Pour une vue plus large de l'évolution des obligations de conformité dans le domaine des actifs numériques, le hub de conformité et de reporting crypto suit les principaux développements que les entreprises doivent surveiller.
Source : ICAEW
Questions fréquemment posées
Quelle norme IFRS s'applique actuellement aux stablecoins ?
Aucune norme IFRS n'est spécifiquement dédiée aux stablecoins. La plupart des préparateurs appliquent IAS 38 (immobilisations incorporelles) par analogie, bien que certains stablecoins puissent remplir les critères des instruments financiers IFRS 9 selon leurs termes contractuels. L'IASB n'a pas encore émis de norme dédiée aux actifs cryptographiques, la classification reste donc une question de jugement professionnel et de divulgation de ce jugement dans les notes.
La norme FASB ASC 350-60 couvre-t-elle les stablecoins ?
ASC 350-60 exige une évaluation à la juste valeur pour les actifs cryptographiques qui répondent à ses critères de champ d'application. Les stablecoins qui sont fongibles, ne confèrent pas de droits exécutoires au détenteur et sont négociés sur des marchés actifs peuvent entrer dans le champ. Comme l'ancrage rend les variations de juste valeur minimes, la charge opérationnelle de l'application de la norme peut l'emporter sur son bénéfice informationnel, une tension que le FASB n'a pas encore résolue avec une exception spécifique.
Comment le HMRC classe-t-il les stablecoins à des fins fiscales au Royaume-Uni ?

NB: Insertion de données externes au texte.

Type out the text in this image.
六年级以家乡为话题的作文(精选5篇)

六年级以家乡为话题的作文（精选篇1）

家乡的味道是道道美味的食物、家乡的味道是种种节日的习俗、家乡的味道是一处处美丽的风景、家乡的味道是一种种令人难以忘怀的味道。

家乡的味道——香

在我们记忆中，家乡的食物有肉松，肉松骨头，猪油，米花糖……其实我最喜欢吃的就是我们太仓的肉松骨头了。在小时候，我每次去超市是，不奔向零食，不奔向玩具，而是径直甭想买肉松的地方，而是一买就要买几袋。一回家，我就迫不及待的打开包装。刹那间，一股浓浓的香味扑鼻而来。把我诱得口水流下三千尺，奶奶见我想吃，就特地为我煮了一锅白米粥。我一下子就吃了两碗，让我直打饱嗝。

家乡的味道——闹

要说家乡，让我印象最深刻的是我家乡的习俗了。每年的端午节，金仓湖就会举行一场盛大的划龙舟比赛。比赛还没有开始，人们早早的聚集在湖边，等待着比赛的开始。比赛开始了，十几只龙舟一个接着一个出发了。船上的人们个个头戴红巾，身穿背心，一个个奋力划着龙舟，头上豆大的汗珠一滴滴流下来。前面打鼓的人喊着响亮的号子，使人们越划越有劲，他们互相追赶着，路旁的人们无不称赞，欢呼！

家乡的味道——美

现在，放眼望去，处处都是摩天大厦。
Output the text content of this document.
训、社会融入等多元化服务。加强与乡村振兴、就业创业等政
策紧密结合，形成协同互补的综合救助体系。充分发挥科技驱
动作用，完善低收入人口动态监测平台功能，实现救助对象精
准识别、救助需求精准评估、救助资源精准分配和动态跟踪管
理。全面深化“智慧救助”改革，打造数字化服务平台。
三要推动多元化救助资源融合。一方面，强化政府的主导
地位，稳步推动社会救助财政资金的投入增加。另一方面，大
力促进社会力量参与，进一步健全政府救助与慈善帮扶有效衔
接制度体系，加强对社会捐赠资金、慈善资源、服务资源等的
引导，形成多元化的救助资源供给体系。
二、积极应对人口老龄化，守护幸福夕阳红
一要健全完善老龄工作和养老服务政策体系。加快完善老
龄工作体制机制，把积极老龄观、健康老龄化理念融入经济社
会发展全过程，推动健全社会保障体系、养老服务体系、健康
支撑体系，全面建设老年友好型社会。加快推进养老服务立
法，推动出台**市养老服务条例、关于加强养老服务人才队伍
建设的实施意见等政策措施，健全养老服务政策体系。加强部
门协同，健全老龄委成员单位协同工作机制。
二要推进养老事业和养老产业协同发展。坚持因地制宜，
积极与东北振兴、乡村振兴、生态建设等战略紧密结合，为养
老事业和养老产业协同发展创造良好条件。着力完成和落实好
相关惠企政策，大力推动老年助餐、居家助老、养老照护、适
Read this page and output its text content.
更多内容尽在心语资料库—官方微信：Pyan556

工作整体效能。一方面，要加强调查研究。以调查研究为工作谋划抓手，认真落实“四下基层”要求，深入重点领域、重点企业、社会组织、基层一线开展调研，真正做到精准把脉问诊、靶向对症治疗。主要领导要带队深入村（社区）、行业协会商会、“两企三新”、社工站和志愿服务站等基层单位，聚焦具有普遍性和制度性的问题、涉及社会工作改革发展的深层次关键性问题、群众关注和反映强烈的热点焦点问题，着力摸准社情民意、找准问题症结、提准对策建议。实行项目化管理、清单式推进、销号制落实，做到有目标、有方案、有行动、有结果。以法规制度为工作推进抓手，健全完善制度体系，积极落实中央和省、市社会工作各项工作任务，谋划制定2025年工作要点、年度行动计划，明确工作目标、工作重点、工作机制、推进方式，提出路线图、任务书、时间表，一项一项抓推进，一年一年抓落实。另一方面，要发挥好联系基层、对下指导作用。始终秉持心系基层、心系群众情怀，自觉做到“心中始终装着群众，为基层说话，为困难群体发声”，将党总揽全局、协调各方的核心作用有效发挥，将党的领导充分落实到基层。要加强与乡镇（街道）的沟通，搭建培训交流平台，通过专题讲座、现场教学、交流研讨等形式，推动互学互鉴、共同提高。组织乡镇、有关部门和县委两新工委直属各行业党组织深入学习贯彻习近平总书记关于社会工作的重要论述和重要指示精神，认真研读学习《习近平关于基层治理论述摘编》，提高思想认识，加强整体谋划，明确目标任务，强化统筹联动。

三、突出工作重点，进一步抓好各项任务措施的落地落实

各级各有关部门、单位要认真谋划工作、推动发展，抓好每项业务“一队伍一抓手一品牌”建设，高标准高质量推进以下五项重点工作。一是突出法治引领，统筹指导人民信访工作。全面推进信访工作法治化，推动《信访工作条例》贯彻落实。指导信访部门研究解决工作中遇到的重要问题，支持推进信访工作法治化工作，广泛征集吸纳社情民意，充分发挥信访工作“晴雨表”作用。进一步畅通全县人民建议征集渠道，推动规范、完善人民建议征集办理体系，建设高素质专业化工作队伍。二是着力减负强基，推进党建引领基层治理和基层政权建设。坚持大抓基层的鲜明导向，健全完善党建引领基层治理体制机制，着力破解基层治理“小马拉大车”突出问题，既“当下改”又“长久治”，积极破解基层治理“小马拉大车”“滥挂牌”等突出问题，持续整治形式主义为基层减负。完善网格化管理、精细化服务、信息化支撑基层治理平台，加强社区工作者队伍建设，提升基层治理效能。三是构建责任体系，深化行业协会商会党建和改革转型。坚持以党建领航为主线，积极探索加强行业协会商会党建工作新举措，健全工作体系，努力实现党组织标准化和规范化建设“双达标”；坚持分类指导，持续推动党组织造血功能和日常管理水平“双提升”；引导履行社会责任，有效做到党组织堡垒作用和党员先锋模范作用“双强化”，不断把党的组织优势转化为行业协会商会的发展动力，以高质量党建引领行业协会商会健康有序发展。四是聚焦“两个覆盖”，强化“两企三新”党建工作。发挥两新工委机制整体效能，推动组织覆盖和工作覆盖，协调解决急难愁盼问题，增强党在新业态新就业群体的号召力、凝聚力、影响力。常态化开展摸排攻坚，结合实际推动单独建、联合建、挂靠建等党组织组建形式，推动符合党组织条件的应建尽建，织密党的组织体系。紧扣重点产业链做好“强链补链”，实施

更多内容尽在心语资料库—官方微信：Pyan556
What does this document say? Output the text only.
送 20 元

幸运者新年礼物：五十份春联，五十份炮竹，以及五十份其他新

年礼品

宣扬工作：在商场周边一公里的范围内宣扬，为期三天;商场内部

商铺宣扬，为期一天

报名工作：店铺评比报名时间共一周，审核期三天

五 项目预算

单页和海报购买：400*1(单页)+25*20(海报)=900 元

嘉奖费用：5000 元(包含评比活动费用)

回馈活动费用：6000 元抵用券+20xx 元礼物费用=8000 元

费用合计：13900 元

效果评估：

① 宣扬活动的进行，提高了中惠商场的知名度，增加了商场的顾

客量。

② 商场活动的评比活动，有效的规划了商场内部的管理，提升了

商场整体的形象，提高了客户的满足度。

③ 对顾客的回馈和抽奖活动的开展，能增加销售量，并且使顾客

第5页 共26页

Les directives publiées par le HMRC classent les actifs cryptographiques en jetons d'échange, jetons de sécurité et jetons utilitaires, mais ne traitent pas spécifiquement des stablecoins adossés à des monnaies fiduciaires. Selon leurs caractéristiques, un stablecoin pourrait être traité comme un jeton d'échange (soumis à l'impôt sur les plus-values lors de la cession), un instrument financier potentiellement soumis aux règles des relations de prêt pour les sociétés, ou éventuellement comme de la monnaie électronique. Les entreprises devraient préparer des positions fiscales documentées pour chaque type de jeton plutôt que de supposer qu'une seule classification s'applique à tous les stablecoins.
Quelles sont les limites d'un rapport de preuve de réserves à des fins d'audit ?
Un rapport de preuve de réserves, généralement utilisant la cryptographie par arbres de Merkle, confirme que des actifs en chaîne identifiés existent à un moment donné. Il ne constitue pas un audit. Il ne vérifie ni les passifs de l'émetteur, ni les actifs de réserve hors chaîne tels que les obligations d'État ou le papier commercial, ni si les actifs sont donnés en garantie ou grevés, ni si la réserve est suffisante pour faire face aux rachats dans des conditions de stress. Les auditeurs fournissant une assurance sur les émetteurs de stablecoins doivent traiter toutes ces dimensions par des procédures distinctes.
Quand un directeur financier doit-il remonter la comptabilité des stablecoins au comité d'audit ?
Tout solde de stablecoin qui est significatif pour le bilan, ou toute activité en stablecoin qui génère un volume important de transactions, justifie une communication explicite au comité d'audit. Le comité doit comprendre la logique de classification, la position fiscale et les procédures d'audit appliquées, y compris leurs limites. C'est particulièrement important avant la clôture annuelle, afin que l'auditeur et la direction soient alignés sur le traitement comptable avant le début des travaux.